Segundo os relatos do documentário realizado por sua neta, Tatyana dos Prazeres, ele chegou até mesmo a frequentar a casa de dona Ester Maria Rodrigues e Osvaldo Cruz, que davam festas que duravam dias e foi em uma delas que conheceu Paulo da Portela, com quem fundou a escola de samba Portela.

Família

Em 1931, o artista se casou com Glória dos Prazeres, com quem teve três filhas. Infelizmente, o relacionamento durou pouco e terminou com a morte da esposa, em 1936. Pouco depois se casou com Nativa Paiva, com quem teve dois filhos Ionete e o músico Heitorzinho dos Prazeres.

De acordo com Marcelo Araújo, seu primeiro filho inspirou o tema “A Coisa melhorou”, cuja letra inclui o verso: É mais um guerreiro, é mais um carioca, é mais um brasileiro. O autor relata ainda que: “Esta edição marcou o início da carreira solo da cantora Carmen Costa e foi gravado em uma das primeiras gravadoras independentes do Brasil.
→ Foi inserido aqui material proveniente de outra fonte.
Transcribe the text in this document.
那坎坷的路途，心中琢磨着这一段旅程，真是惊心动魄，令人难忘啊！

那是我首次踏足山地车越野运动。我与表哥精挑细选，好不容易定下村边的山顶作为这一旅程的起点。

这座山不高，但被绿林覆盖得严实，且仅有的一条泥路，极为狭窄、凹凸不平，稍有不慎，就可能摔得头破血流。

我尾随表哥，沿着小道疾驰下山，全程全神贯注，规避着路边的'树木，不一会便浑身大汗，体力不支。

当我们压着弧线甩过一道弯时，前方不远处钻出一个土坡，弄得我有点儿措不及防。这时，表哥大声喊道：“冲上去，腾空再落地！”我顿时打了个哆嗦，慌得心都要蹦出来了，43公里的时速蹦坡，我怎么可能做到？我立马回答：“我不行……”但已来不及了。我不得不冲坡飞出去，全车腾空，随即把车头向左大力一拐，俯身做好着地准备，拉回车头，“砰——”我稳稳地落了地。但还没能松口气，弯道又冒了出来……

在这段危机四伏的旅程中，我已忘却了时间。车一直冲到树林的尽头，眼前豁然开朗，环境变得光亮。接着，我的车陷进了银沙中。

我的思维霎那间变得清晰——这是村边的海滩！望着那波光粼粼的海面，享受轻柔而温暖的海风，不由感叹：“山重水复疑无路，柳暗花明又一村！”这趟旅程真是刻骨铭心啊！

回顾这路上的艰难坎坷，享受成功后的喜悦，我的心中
O pierrot, o capoeirista e a origem de um pintor

Além da música e umbanda, Heitor era apaixonado por tudo que remetesse às suas origens africanas, por isso também praticava capoeira. Há relatos de que ele salvou seus amigos diversas vezes de brigas com seus talentos marciais. Um desses amigos foi Noel Rosa.

Segundo os relatos, Noel havia se envolvido com a mulher de um marinheiro, e pediu ajuda de Heitor para não apanhar. O amigo foi socorrê-lo e aliviado por ter sua pele salva Noel começou a cantarolar uma canção sobre a sua amada. Heitor, por sua vez, resolveu pintar um quadro sobre a protagonista da história. Desse episódio nasceu a música Pierrot Apaixonado, e o novo talento de Heitor: a pintura.

Reconhecimento

Durante a carreira, Heitor dos Prazeres foi laureado com diversos prêmios, o primeiro deles foi a aquisição do terceiro lugar na primeira Bienal de São Paulo. No ano seguinte, seus quadros foram expostos em uma sala exclusiva na Bienal. Ele também foi autor de um dos cenários para o ballet quadricentenário da cidade de São Paulo.

De acordo com Ricardo Cravo Albin, presidente do Instituto Cravo Albin os quadros de Prazeres chegaram até mesmo aos olhos da rainha Elizabeth, quando as obras do artista foram enviadas para uma galeria de Londres, a jovem rainha perguntou a curadora da exposição: “Mas quem é esse pintor extraordinário?

Heitor também foi reverenciado por diversas personalidades nacionais, como o ex-presidente Juscelino Kubitschek e os escritores Stanislaw Ponte Preta e Carlos Drummond de Andrade, que dedicou um poema à ele. Em uma das estrofes dessa homenagem, o autor de Itabira define Heitor: “Por sua pintura e música, passa um fluido de poesia. Poesia das coisas simples, unidas em melodia”.

Amante de suas origens

Ele se orgulhava muito de ter nascido, crescido e trabalhado no mesmo lugar a vida toda, onde, mesmo depois da fama, manteve seu ateliê. Era possível vê-lo sempre feliz retratando sobre como se sentia nostálgico por permanecer na Praça Onze, onde viveu com as pessoas que amava, mas que não estavam mais ali, e sobre como elas fizeram parte da sua história.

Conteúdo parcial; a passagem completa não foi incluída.